Benzene in the water supply is one thing; benzene in groundwater that does not feed into the water supply is quite another."  Amen!

 

 

Comcast Corp. v. Behrend Decision Levels Class Action Playing Field

The Foley Hoag Product Liability Update is a good source of information concerning developments in product liability and related law for product manufacturers and sellers. Published quarterly, the Update is prepared under the aegis of David R. Geiger, the chair of Foley Hoag’s product liability and complex tort practice.

Although any of the six articles in the April 2013 Update are worthy of comment, the Update’s discussion of Comcast Corp. v. Behrend, 133 S. Ct. 1426, 2013 WL 1222646 (Mar. 27, 2013) is the most significant. Behrend was filed as a hope-to-be antitrust class action in the U.S. District Court of the Eastern District of Pennsylvania.

Among other Rule 23 requirements, plaintiffs were required to prove that the damages resulting from the alleged injury were measurable on a classwide basis through use of a common methodology. Although plaintiffs proposed four distinct theories as to how they had been injured by defendants’ anti-competitive conduct, the trial court held that only one theory of damages was capable of class-wide proof. Nevertheless, the court certified a class under that single theory.

On appeal to the Third Circuit, defendants argued certification was inappropriate because plaintiffs’ expert had acknowledged that his model measured damages resulting from all four of plaintiffs’ theories of harm, not just a single theory.

The Third Circuit affirmed class certification on the ground that defendant’s objections to the scope of the expert’s damages model were not appropriate at the class certification stage; such an inquiry would improperly require the trial court to reach the merits of plaintiffs’ claims. Any consideration of the objections to the scope of the expert’s damages assessment should await the merits phase of the case, according to the court.

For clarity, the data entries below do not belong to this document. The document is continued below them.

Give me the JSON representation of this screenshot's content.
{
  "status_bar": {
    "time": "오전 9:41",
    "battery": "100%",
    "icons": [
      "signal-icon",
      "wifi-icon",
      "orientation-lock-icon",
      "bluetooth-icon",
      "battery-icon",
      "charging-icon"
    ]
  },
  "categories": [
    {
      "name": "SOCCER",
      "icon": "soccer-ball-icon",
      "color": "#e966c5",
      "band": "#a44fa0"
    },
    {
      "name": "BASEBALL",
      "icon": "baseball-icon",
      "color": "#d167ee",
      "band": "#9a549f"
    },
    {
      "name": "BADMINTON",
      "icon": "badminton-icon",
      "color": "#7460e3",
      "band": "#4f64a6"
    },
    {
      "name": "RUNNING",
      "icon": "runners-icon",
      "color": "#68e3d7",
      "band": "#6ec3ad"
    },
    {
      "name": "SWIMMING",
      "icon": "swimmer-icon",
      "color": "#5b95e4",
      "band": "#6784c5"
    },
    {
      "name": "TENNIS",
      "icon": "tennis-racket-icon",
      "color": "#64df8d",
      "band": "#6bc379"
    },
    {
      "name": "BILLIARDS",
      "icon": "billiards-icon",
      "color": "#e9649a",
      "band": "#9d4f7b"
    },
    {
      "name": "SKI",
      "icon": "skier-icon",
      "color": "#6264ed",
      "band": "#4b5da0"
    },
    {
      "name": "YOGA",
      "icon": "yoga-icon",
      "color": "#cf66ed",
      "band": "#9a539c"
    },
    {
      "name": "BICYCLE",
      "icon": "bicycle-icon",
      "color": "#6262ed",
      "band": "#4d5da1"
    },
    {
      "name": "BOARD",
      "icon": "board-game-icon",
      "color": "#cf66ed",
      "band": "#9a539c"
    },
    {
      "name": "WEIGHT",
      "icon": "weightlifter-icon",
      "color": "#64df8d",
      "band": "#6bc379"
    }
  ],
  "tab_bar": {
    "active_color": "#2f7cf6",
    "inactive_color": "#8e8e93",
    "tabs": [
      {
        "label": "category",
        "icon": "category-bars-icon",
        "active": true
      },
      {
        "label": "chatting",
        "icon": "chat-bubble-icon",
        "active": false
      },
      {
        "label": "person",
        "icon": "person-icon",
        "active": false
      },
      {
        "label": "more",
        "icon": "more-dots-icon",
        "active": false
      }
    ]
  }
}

After granting certiorari, the Supreme Court reversed, holding that the Third Circuit had erred in refusing to consider defendants’ arguments that plaintiffs’ damages model was insufficient to establish their alleged damages on a class-wide basis. The Court reaffirmed the legal principle that class certification requires the trial court to determine that the prerequisites of Rule 23 are satisfied, even if that analysis necessitates some degree of inquiry into the merits of plaintiffs’ claim.

Although damages calculations need not be exact at the class-certification stage, the Court held that any model supporting a plaintiff’s damages case must at least be consistent with its liability case, particularly with respect to the anti-competitive effect of the alleged violation at issue in the case. The trial court certified only one of plaintiffs’ four theories of harm, all of which theories plaintiffs’ experts had modeled for damages purposes. The Supreme Court held that a model that does not even attempt to measure the damages attributable to the lone surviving theory of damages is insufficient under Rule 23.

 The Behrend holding is significant for class action practitioners. As much as possible, class action plaintiffs want to reserve any discussion of the merits of their claim until after class certification. Behrend should now permit defendants to place merits issues before the court at an earlier stage in the litigation if they can argue that such an inquiry is necessary to establish that Rule 23 prerequisites have been satisfied.

Going forward, defense counsel should be able to argue that a plaintiff’s damages model should be able to withstand rigorous Daubert scrutiny prior to class certification. The certification of a class creates enormous pressure on defendants to settle regardless of the merits of the case. The practical result of the decision is that the bar for class certification has been raised and the playing field leveled.